En outre, le coût des prêts accordés par la Chine varie. Par exemple, la Banque d'import-export de Chine a un taux d'intérêt moyen de 3,6 % pour le continent. En comparaison, les prêts du secteur privé peuvent avoir des taux d'intérêt extrêmement élevés - jusqu'à 10 % - en raison de la perception biaisée du risque sur le continent.
À l'inverse, les banques multilatérales de développement (BMD) et les institutions de Bretton Woods entraînent également des "coûts cachés" en raison des nombreuses conditionnalités qui obligent les pays africains à procéder à des changements de politique qui ne sont pas forcément dans leur intérêt. Ce phénomène s'est récemment manifesté par des manifestations de masse au Kenya en réponse aux propositions d'augmentation des impôts que le ministère kenyan des finances a fait adopter dans le cadre des réformes exigées par le FMI avant l'obtention d'un nouveau prêt.
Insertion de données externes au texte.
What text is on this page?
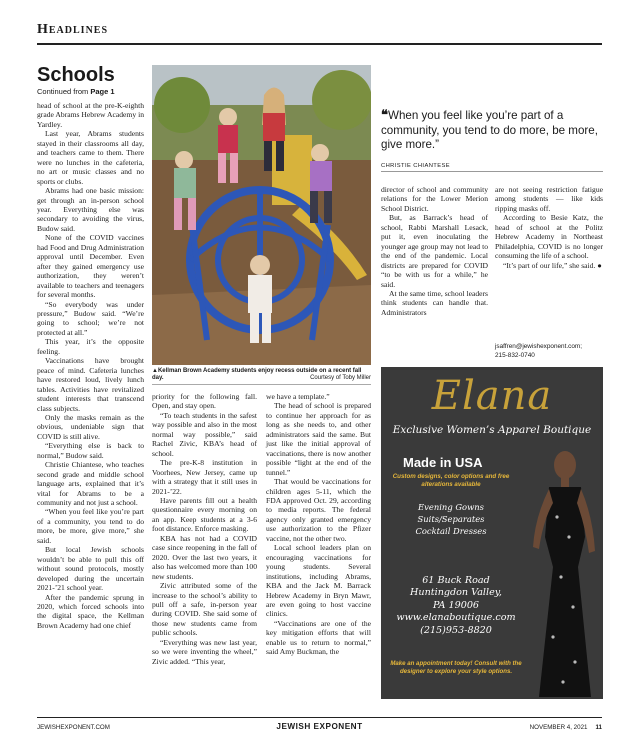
Headlines
Schools
Continued from Page 1

head of school at the pre-K-eighth grade Abrams Hebrew Academy in Yardley.

Last year, Abrams students stayed in their classrooms all day, and teachers came to them. There were no lunches in the cafeteria, no art or music classes and no sports or clubs.

Abrams had one basic mission: get through an in-person school year. Everything else was secondary to avoiding the virus, Budow said.

None of the COVID vaccines had Food and Drug Administration approval until December. Even after they gained emergency use authorization, they weren’t available to teachers and teenagers for several months.

“So everybody was under pressure,” Budow said. “We’re going to school; we’re not protected at all.”

This year, it’s the opposite feeling.

Vaccinations have brought peace of mind. Cafeteria lunches have restored loud, lively lunch tables. Activities have revitalized student interests that transcend class subjects.

Only the masks remain as the obvious, undeniable sign that COVID is still alive.

“Everything else is back to normal,” Budow said.

Christie Chiantese, who teaches second grade and middle school language arts, explained that it’s vital for Abrams to be a community and not just a school.

“When you feel like you’re part of a community, you tend to do more, be more, give more,” she said.

But local Jewish schools wouldn’t be able to pull this off without sound protocols, mostly developed during the uncertain 2021-’21 school year.

After the pandemic sprung in 2020, which forced schools into the digital space, the Kellman Brown Academy had one chief

▲Kellman Brown Academy students enjoy recess outside on a recent fall day.	Courtesy of Toby Miller

priority for the following fall. Open, and stay open.

“To teach students in the safest way possible and also in the most normal way possible,” said Rachel Zivic, KBA’s head of school.

The pre-K-8 institution in Voorhees, New Jersey, came up with a strategy that it still uses in 2021-’22.

Have parents fill out a health questionnaire every morning on an app. Keep students at a 3-6 foot distance. Enforce masking.

KBA has not had a COVID case since reopening in the fall of 2020. Over the last two years, it also has welcomed more than 100 new students.

Zivic attributed some of the increase to the school’s ability to pull off a safe, in-person year during COVID. She said some of those new students came from public schools.

“Everything was new last year, so we were inventing the wheel,” Zivic added. “This year,

we have a template.”

The head of school is prepared to continue her approach for as long as she needs to, and other administrators said the same. But just like the initial approval of vaccinations, there is now another possible “light at the end of the tunnel.”

That would be vaccinations for children ages 5-11, which the FDA approved Oct. 29, according to media reports. The federal agency only granted emergency use authorization to the Pfizer vaccine, not the other two.

Local school leaders plan on encouraging vaccinations for young students. Several institutions, including Abrams, KBA and the Jack M. Barrack Hebrew Academy in Bryn Mawr, are even going to host vaccine clinics.

“Vaccinations are one of the key mitigation efforts that will enable us to return to normal,” said Amy Buckman, the

❝ When you feel like you’re part of a community, you tend to do more, be more, give more.”
CHRISTIE CHIANTESE

director of school and community relations for the Lower Merion School District.

But, as Barrack’s head of school, Rabbi Marshall Lesack, put it, even inoculating the younger age group may not lead to the end of the pandemic. Local districts are prepared for COVID “to be with us for a while,” he said.

At the same time, school leaders think students can handle that. Administrators

are not seeing restriction fatigue among students — like kids ripping masks off.

According to Besie Katz, the head of school at the Politz Hebrew Academy in Northeast Philadelphia, COVID is no longer consuming the life of a school.

“It’s part of our life,” she said. ●

jsaffren@jewishexponent.com;
215-832-0740
Elana
Exclusive Women’s Apparel Boutique
Made in USA
Custom designs, color options and free alterations available
Evening Gowns
Suits/Separates
Cocktail Dresses
61 Buck Road
Huntingdon Valley,
PA 19006
www.elanaboutique.com
(215)953-8820
Make an appointment today! Consult with the designer to explore your style options.
JEWISHEXPONENT.COM	JEWISH EXPONENT	NOVEMBER 4, 2021 11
Deuxièmement, elle dépend de la qualité des fonds consacrés à la dette. Si la dette extérieure est utilisée pour des dépenses courantes, comme l'aide budgétaire, elle peut libérer de l'espace budgétaire. Cependant, cette dette n'est pas productive, car elle ne génère pas de rendement financier pour le remboursement.
Les pays africains obtiennent souvent des financements chinois pour soutenir des secteurs productifs tels que le développement des infrastructures. Entre 2000 et 2022, l'Afrique a obtenu environ 116 milliards de dollars de prêts pour le développement des infrastructures, l'Afrique australe et l'Afrique de l'Est détenant respectivement environ 43 % et 25 %.
Ces investissements étrangers par les pays africains représentent un effort proactif pour créer une croissance économique durable et à long terme qui diluera le fardeau actuel du service d'une dette extérieure coûteuse et hautement contingente.
En revanche, d'autres partenaires ne répondent pas aux besoins financiers de l'Afrique. Par exemple, de nombreuses BMD ne financent pas les secteurs productifs tels que le développement des infrastructures. En fait, la Banque mondiale n'a pas financé de nouveau projet ferroviaire indépendant depuis 2002.
Il en va de même pour de nombreux partenaires bilatéraux. Par exemple, en 2023, les organisations américaines n'ont financé que trois projets d'infrastructure, alors que les organisations chinoises en ont financé neuf la même année.
Troisièmement, le vrai problème est le manque de financement bon marché et concessionnel au niveau mondial. Les besoins de l'Afrique en matière de financement du développement sont énormes, mais le volume et la qualité des financements que le continent reçoit sont maigres.
Par exemple, selon les dernières contributions déterminées au niveau national (CDN), l'Afrique a besoin d'environ 3 000 milliards de dollars, dont une grande partie est répartie entre les 28 pays du continent les plus vulnérables au changement climatique.
Cependant, les récents efforts de mobilisation du financement climatique mondial, tels que l'objectif annuel de 100 milliards de dollars fixé par la Conférence des Parties (COP), ont accumulé un retard d'environ 27 milliards de dollars entre 2020 et 2021. De plus, ce financement annuel pour le climat prend la forme de prêts, ce qui ne correspond pas au type de financement dont les pays africains ont besoin pour répondre à leurs énormes besoins en matière de développement.
En réalité, il n'y a pas de "piège de la dette" entre la Chine et l'Afrique, mais il y a une demande africaine pour une dette bon marché et productive. La Chine, en tant que partenaire permanent des pays africains, peut donner l'exemple en la matière.